Published Jul 27, 2017 03:25PM ET

Jury urged to convict 'pharma bro' Martin Shkreli on fraud charges

By Brendan Pierson

NEW YORK (Reuters) - A U.S. prosecutor on Thursday urged jurors to convict former drug company executive Martin Shkreli of defrauding investors in his hedge funds and stealing from his old company to repay them.

In a five-hour closing argument capping off a month-long trial, Assistant U.S. Attorney Alixandra Smith told jurors in Brooklyn federal court that Shkreli told "lies upon lies" over the course of five years.

"Only you can see the whole picture," she said to the jurors.

Shkreli, 34, is best known for raising the price of anti-infection drug Daraprim to $750 a pill, from $13.50 in 2015, when he was chief executive of Turing Pharmaceuticals. The increase sparked outrage from patients and U.S. lawmakers and earned him the nickname "pharma bro."

The fraud and conspiracy charges he now faces relate not to Turing but to Shkreli's management of his previous drug company, Retrophin Inc, and hedge funds MSMB Capital and MSMB Healthcare between 2009 and 2014.

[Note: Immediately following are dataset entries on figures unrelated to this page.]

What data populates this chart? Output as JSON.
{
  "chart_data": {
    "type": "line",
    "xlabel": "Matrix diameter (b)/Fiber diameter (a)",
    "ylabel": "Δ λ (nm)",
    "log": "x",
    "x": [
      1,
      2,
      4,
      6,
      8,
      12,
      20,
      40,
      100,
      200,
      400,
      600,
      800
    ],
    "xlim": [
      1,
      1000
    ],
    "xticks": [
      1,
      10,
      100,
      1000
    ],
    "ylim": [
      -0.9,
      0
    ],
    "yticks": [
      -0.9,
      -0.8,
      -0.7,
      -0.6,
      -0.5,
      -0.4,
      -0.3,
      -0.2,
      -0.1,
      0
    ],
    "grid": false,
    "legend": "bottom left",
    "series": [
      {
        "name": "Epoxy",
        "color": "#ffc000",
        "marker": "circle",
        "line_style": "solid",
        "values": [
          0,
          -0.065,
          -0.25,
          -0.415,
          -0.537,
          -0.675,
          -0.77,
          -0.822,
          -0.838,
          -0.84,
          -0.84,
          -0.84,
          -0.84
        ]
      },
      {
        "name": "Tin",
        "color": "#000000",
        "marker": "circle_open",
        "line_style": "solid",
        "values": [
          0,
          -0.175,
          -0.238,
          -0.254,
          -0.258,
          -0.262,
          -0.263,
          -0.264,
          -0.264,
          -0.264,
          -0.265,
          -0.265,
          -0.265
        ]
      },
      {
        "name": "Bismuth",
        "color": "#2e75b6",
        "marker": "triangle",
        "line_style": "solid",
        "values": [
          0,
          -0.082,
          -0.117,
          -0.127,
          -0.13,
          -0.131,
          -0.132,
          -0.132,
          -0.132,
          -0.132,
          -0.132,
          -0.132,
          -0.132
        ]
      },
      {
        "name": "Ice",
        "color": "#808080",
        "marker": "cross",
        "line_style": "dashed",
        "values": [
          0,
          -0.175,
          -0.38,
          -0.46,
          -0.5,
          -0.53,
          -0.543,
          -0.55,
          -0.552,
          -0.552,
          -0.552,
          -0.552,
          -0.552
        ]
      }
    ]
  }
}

Shkreli's lawyers have emphasized in their cross-examinations that his investors did not lose money in the end. In his opening argument for Shkreli last month, lawyer Benjamin Brafman portrayed Shkreli as an awkward misfit who never intended to defraud anyone, and who was in fact manipulated and exploited by investors and other associates for his "genius."

Smith on Thursday led jurors through what she described as a series of frauds, beginning in 2009 when Shkreli began wooing investors for MSMB Capital. Shkreli falsely claimed the fund had an outside auditor and managed assets worth tens of millions of dollars, Smith said.

Smith told jurors that Shkreli lost all the investors' money in 2011 but covered up the loss with fabricated performance reports, which she called the "most significant lies in this case."

She said Shkreli used his other fund, MSMB Healthcare, as a vehicle to funnel money into Retrophin, which he founded in 2011, while claiming it was a hedge fund with diverse assets.

Eventually, Smith said, Shkreli paid back investors with shares and cash from Retrophin, using fraudulent settlement and consulting agreements.

"This was just a sham," she said of one consulting agreement. "It was a way to pull money out of Retrophin, a public company, to pay back debts that were owed by the defendant."